Alicia Gamez, Mission resident
Street cred: A tax and estate-planning attorney, Gamez has lived in a primo part of the Mission for two decades.
Current crusade: Forcing businesses—especially all those dining hot spots on the stretch of Valencia from 18th to 20th streets—to comply with the city’s noise ordinance.
The wrench thrown: Gamez has been harassing restaurant owners about their loud air-conditioning units and late hours for two years. Now, she has a landlord seeking her approval on blue prints before a single nail is hammered into place.
The principle of the thing: “When I first moved here, businesses were run by local people who invested in their neighborhood,” she says. “Now, it’s all new money coming in from outside, and they don’t seem to have the same amount of respect.” The Grub guys—who recycled glass outside her window at 2 a.m., among other sins—“were flat-out rude.”
Allies: Her boom-weary neighbors.
On the other side:Cash flow–challenged restaurateurs, some of whom have poured thousands of dollars into acoustic engineering to placate Gamez. Their not-so-nice label for her: “neighborhood vigilante.”

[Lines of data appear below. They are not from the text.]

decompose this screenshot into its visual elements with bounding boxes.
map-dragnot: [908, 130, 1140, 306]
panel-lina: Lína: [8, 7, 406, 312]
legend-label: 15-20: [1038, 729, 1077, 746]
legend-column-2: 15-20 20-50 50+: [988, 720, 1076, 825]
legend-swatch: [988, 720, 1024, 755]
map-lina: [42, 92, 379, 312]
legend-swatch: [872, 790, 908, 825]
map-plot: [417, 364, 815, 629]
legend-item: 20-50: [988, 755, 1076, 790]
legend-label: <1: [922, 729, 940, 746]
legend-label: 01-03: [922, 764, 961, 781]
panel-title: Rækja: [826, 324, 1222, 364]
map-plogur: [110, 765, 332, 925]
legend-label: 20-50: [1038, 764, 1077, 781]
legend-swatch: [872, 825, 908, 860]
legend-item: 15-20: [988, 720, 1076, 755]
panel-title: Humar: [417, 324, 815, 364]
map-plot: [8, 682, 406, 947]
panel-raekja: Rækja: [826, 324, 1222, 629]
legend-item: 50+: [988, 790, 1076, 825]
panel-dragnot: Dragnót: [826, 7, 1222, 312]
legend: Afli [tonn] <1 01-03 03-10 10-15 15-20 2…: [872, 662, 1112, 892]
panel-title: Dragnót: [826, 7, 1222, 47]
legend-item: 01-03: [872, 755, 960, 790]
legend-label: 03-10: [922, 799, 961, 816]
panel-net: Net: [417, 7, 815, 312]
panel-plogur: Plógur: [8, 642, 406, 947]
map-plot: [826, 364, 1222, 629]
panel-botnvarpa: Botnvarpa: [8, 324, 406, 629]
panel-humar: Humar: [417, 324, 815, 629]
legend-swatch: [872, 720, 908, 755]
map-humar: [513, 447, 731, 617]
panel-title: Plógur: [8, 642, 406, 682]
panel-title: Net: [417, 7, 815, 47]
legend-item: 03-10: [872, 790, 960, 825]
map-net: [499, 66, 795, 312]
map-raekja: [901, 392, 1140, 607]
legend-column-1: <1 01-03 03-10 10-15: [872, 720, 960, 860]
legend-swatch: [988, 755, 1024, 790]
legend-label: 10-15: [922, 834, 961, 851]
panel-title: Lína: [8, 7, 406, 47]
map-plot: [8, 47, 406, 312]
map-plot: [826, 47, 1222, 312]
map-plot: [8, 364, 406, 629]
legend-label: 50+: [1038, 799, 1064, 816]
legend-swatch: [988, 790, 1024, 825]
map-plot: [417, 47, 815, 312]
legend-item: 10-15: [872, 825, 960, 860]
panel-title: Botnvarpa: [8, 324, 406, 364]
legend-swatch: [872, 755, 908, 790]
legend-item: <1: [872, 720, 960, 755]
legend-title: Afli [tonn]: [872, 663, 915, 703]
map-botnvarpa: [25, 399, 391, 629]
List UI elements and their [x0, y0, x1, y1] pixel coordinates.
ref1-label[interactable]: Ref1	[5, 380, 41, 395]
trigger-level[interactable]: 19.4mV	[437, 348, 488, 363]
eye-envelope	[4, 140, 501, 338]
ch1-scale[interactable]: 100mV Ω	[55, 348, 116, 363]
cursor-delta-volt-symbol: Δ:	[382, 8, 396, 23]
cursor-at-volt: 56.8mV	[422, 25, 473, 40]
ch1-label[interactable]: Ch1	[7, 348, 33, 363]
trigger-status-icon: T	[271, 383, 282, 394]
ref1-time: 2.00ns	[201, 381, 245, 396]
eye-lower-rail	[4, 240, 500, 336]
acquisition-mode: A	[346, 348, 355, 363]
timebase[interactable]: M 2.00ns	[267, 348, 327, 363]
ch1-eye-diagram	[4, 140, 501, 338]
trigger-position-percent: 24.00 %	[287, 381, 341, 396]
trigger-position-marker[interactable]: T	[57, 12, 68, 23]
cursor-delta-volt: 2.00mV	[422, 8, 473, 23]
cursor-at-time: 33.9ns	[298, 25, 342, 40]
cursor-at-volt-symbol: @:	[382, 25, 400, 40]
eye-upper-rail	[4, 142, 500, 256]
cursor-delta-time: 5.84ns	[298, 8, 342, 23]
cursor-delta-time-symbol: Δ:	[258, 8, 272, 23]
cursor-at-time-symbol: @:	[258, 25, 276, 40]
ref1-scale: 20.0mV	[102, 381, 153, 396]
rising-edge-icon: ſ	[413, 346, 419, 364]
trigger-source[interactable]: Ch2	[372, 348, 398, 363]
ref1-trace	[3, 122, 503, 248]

Katherine Howard, SF Ocean Edge
Street cred: This landscape architect has helped block various projects in Golden Gate Park, including plans for a 40,000-square-foot water treatment plant.
Current crusade: Preventing the Beach Chalet soccer fields, which have been ravaged by gophers for decades, from being covered by synthetic turf.
The wrench thrown: A series of appeals of the city’s environmental impact report has stalled the project for two years and counting.
The principle of the thing: “Using artificial turf is as environmentally unfriendly as pouring asphalt,” Howard contends. The park “is supposed to be as wild and natural as possible. This is the exact opposite of that.”
On the other side: S.F.’s Recreation and Parks Department and the City Fields Foundation, established by Gap scions Bob, Bill, and John Fisher in 2006. “The challenge comes when you don’t have the spirit of collaboration,” opines the nonprofit’s spokesman, Patrick Hannan. “Instead, they’ll delay and hope to win by attrition.”